There is something wrong with Delia’s youngest son. He had always been evasive, she thinks, even as a toddler, but now she’s lucky to even catch a glimpse of him. He comes in, he darts to his room; he goes out, he slips through the side door. His gaze, even when she tries to catch it, rejects hers like a nervous liar’s.
She pushes Caleb from her mind and returns her attention to her mother’s estate documents, finally spread out in front of her, weeks following the funeral. Other than the executor’s petition set to the side, they’re all in an overstuffed folder. It holds a mix of the bank documents she needs and things her mother had wanted to save, seemingly at random. A loan document here, an old photo there.

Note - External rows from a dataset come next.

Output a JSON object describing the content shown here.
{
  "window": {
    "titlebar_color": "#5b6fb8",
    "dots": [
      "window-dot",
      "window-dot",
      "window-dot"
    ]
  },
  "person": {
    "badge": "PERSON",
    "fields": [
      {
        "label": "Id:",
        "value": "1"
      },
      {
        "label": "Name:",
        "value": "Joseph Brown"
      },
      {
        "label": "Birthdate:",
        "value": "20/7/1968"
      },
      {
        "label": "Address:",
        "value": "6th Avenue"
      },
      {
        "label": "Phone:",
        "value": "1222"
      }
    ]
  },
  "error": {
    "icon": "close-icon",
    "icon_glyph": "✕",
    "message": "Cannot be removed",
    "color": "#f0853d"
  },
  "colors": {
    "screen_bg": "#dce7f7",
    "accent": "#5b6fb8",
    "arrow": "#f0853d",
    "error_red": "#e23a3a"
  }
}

Wiping the sweat from her brow, Delia walks toward the door to flip the switch and turn on the ceiling fan that sits above her kitchen table. The loose documents go flying, but she waves a hand and decides to track them down later. Pulling bank documents as she finds them, she begins setting them aside – tucked underneath the empty flower vase – instead taken with curiosity of what her mother had wanted to save, and whether she had thought when doing so that Delia would be here, sorting through them.
She lingers at first on the things she expected to find: family photos, recipes, birthday cards. Fond memories of better times. After several minutes, she is finally struck by a 1980s newspaper clipping reading “Out-of-Town Marchers Jeered by Locals” with a photo depicting a group on the side of the road, some in strange robes, holding signs with inflammatory statements. Policemen stand at the edge of the frame. Why had she saved this? She begins to see her mother’s form across from her, sipping coffee and pursing her lips, as she had done at this very table many times.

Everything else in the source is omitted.